The report’s proposed approach suggests that such “existing university policy” includes harassment, defacement of property and disorderly conduct.
It further states that hate or bias speech or incidents such as offensive jokes and insensitive party themes that are not crimes and are not punishable by extant policies “should not be handled as disciplinary cases.”
In the Duke Community Standard:
- Disorderly conduct is defined as either “unreasonable or reckless conduct” that is “inherently or potentially unsafe to other persons or their real or personal property” or “behavior that disrupts the peace or interferes with the normal operation of the University.”

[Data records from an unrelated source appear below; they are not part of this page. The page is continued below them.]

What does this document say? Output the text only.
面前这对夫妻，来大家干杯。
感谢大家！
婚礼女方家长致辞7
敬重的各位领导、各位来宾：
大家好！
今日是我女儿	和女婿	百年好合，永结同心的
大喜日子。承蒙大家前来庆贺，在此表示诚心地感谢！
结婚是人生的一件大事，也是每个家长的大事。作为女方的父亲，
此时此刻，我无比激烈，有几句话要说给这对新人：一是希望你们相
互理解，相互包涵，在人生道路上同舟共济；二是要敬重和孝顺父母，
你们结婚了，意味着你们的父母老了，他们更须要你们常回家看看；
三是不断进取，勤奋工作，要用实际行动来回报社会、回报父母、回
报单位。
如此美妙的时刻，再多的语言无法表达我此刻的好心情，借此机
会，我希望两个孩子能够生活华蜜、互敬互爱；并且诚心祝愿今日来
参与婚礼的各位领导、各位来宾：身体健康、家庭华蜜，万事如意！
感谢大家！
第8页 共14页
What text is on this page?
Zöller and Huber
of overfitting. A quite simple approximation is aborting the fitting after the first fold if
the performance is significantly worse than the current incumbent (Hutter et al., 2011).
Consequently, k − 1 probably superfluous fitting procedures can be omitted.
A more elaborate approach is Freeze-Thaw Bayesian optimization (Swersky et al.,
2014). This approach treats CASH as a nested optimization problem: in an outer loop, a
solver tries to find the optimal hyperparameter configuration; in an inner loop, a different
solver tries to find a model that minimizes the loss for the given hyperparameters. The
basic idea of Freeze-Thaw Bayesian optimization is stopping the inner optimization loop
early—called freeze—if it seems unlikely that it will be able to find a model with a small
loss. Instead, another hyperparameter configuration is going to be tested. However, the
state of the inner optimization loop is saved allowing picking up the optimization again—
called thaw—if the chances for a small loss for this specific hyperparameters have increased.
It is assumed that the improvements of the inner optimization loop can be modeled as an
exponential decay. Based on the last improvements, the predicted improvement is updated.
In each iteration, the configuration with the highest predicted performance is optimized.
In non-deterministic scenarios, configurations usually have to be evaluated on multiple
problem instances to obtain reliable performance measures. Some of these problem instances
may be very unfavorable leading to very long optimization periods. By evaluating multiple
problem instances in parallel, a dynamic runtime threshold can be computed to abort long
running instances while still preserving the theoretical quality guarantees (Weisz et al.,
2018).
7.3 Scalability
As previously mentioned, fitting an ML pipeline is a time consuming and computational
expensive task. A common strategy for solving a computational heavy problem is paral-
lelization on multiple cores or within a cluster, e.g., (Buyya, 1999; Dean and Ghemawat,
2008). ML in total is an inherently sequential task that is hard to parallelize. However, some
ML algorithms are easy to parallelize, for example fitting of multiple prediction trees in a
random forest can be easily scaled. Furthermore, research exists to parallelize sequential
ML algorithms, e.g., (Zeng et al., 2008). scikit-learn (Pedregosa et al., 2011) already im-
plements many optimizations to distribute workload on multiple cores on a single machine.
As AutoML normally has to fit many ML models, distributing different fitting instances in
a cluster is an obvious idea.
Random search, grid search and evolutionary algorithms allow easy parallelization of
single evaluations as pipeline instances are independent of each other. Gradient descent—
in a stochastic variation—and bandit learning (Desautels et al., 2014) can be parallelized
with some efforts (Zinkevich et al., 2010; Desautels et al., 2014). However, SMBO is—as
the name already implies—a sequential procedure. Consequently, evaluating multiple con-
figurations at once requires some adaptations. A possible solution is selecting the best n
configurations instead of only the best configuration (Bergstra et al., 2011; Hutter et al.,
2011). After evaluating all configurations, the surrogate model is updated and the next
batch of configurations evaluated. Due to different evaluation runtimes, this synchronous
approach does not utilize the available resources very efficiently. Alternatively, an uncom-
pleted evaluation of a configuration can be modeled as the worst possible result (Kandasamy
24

- Harassment is defined as “unwelcome verbal or physical conduct that, because of its severity, pervasiveness and/or persistence, interferes significantly with an individual’s work or education, or adversely affects an individual’s living conditions.”
The initial email about the 300 Swift racial epithet from Janine Weaver-Douglas, associate dean of Central Campus residence life, indicated that the incident was “in direct violation of....the Duke Community Standards.” It did not mention which part of the Duke Community Standard was violated or whether there would be any student conduct action, and no responsible party has been publicly named.
“To be clear, the epithet that was used, and the overall behavior displayed and exhibited are in direct violation of the community standards set forth by Central Campus, Housing and Residence Life, Duke Community Standards, and Duke University, itself,” wrote Weaver-Douglas in the email. “Behavior and action in this vein are unacceptable on this campus.”